The Media is Stuck Between a Rock and a Hard Place (Long Recurring Revenue)
Magazines Are Suffering From Declining Ad Revenue
It’s no secret that traditional advertising is in decline. Now we have some numbers to put around it. Per the WWD:
The magazine industry puts on a brave face, but data doesn’t lie.
New analysis from the Association of Magazine Media, which unabashedly pushed the power of print magazines as an advertising vehicle, shows an industry still trying to find its place in an instantaneous world while advertising revenue continues to slip away.
Reported magazine ad spending by the 50 biggest advertisers last year fell to $6.1 billion from $6.5 billion in 2016, according to AMM’s annual report. So magazines lost at least $417.5 million in revenue last year, a difference of 6.4 percent, numbers AMM did not make readily available in its report, which was sponsored by magazine printer Freeport Press.
The report notes how top advertisers spent their marketing dollars. Pfizer Inc., Johnson & Johnson, LVMH Moet Hennessy Louis Vuitton, Estee Lauder Cos. Inc., Kering, Chanel, and Amazon were all WAY down, more than offsetting increases from the likes of Proctor & Gamble and L’Oreal. As just one example, Pfizer’s spend decreased by $85mm. That’s a whopping number.
With whopping ramifications. More from the WWD:
With so much money being lost in print advertising, which is largely being diverted to other avenues, like Facebook, Google and influencers, it’s no wonder magazines keep shutting.
A total of 50 magazines with at least a quarterly publication frequency closed last year, despite 134 titles being launched, leaving the number of magazines last year at 7,176. The number of magazines has been a bit up and down over the last decade, but on the whole, down, as there are 207 fewer than in 2008.
It continued:
Overall, there are very few major magazine brands managing to pull strong through the digital shift. Of the 114 magazine brands tracked by AMM, 56 titles, or 50 percent, have a total audience in decline year-to-date. Print and digital editions are faring even worse, with 74 titles, or 64 percent of magazines, seeing audience on the decline.
Little wonder advertisers are looking elsewhere.
Apropos, a heads up for PETITION readers: you can give the media business a whirl if you masochistically desire. On August 27, the chapter 7 trustee in the case of Interview Inc., the once-famous magazine owned by Peter Brant, is conducting an auction for the sale of the media property. If bankrupted magazines aren’t your jam, there are plenty of other options available — including, most recently, New York Magazine.
Given the decline in advertising, media companies are re-evaluating their business models and many are toggling over to subscriptions. Subscriptions are the “it” thing now. And that obviously includes PETITION (though, to be accurate, we were never dependent on ads). In fact, we now subscribe to so many different resources that our costs are going up meaningfully from month to month. That’s the truth. At a certain point, consumers may get subscription fatigue.
Or they’ll just share passwords.

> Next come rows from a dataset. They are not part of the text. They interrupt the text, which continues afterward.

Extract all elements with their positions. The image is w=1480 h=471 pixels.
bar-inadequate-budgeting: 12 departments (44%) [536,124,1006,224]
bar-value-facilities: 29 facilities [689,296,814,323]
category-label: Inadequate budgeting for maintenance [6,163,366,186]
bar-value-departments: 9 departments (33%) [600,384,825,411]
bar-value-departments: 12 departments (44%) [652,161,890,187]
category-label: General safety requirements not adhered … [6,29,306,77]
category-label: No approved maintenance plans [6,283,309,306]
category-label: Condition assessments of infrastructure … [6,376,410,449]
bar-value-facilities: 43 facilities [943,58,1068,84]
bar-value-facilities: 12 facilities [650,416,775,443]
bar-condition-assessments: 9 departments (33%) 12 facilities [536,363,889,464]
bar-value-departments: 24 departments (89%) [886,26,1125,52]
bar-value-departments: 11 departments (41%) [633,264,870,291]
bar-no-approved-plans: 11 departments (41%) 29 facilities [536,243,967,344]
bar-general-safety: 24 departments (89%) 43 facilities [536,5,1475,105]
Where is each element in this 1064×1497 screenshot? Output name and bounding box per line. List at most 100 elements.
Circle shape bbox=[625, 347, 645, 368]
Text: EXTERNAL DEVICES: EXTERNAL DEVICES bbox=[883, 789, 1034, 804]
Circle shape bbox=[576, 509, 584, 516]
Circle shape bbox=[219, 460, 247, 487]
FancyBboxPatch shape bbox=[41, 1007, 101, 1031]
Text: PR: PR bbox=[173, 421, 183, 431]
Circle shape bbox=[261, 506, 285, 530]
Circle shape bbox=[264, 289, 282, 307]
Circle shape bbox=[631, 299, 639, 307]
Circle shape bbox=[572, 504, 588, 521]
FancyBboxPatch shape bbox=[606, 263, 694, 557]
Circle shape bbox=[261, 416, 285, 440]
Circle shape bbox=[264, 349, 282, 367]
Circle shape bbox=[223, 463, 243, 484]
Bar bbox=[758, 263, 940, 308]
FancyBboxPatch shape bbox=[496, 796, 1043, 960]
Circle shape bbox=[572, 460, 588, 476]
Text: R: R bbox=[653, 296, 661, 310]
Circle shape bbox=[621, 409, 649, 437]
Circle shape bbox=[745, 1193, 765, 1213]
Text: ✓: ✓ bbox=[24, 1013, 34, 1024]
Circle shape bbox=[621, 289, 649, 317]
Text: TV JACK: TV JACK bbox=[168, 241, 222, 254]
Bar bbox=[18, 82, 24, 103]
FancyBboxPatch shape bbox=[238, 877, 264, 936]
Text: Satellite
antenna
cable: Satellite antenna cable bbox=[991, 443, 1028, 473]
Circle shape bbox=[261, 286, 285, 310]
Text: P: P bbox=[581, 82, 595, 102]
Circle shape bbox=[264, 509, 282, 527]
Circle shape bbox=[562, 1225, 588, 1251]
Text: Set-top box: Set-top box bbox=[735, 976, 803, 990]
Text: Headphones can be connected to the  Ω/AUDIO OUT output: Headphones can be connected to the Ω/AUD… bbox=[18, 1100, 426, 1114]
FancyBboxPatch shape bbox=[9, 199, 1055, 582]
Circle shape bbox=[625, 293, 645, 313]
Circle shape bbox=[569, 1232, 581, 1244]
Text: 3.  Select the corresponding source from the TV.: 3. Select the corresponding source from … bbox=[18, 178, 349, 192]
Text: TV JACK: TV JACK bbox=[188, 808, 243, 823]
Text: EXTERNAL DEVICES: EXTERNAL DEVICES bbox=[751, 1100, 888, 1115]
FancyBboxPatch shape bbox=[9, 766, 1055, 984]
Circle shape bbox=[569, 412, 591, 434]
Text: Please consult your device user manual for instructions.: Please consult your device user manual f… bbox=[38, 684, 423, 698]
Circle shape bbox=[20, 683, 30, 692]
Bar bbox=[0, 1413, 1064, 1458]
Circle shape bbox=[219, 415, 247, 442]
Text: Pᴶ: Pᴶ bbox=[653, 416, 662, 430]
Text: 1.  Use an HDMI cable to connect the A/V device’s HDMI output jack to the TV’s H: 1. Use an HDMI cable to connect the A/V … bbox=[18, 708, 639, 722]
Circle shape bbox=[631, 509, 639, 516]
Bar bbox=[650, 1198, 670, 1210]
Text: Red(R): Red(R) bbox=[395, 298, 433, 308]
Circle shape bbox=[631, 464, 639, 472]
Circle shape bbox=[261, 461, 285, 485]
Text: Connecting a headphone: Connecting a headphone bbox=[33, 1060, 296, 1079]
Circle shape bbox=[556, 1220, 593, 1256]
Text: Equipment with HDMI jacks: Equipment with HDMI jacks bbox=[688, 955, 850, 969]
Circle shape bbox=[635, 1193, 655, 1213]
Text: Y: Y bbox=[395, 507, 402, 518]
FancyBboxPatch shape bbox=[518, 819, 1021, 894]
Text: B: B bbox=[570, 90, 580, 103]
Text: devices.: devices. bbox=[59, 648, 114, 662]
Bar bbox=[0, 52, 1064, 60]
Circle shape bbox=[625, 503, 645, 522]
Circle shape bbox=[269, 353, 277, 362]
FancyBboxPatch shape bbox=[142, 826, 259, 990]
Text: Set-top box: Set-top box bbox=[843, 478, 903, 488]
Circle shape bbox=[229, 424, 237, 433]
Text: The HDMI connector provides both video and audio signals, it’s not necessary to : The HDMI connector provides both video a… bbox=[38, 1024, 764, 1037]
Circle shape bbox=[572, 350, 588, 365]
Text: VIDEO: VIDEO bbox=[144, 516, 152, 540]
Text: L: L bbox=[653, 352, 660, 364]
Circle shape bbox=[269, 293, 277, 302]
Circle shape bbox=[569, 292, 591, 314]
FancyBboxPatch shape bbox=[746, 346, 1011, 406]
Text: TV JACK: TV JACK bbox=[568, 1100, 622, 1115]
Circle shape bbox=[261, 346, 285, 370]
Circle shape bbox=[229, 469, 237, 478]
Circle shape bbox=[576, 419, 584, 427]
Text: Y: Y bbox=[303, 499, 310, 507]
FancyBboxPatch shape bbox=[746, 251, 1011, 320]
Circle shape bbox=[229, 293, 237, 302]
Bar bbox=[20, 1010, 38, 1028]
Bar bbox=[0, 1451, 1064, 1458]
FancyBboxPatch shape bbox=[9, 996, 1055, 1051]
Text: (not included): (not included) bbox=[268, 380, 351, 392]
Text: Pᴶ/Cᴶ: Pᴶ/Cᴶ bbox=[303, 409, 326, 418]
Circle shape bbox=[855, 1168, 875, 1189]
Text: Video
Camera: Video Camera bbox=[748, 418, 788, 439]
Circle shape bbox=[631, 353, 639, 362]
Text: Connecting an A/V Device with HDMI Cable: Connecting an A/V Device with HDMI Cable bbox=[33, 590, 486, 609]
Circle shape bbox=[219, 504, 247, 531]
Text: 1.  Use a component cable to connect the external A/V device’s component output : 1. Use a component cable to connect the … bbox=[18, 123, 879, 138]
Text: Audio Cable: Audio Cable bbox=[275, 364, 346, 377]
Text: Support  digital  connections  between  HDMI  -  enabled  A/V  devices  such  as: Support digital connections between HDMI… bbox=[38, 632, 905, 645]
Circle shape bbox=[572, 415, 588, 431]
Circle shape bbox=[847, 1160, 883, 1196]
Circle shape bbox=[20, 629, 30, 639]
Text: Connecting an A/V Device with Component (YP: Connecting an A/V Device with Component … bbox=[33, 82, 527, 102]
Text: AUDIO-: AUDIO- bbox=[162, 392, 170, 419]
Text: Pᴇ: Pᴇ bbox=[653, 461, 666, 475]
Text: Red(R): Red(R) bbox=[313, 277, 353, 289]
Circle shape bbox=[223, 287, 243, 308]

Per Digiday:
Subscriptions are a great way to draw a steady stream of revenue from readers — unless readers share their login credentials with everyone they know.
As publishers try to grow subscription businesses, they have to figure out how to handle password-sharing, a phenomenon that subscription services like Netflix and Spotify have wrestled with for years.
Netflix and Spotify can absorb this danger. But smaller media outlets either struggling to survive or looking to grow don’t have that luxury. Every time someone shares media that lives off of the subscription model, he/she is effectively siphoning off revenue from them and pushing them one step closer to insolvency. Sadly, only a very select few of you will make fees in that scenario. The rest of you will lose out on quality content you’ve come to love and enjoy. Now wouldn’t that be a shame?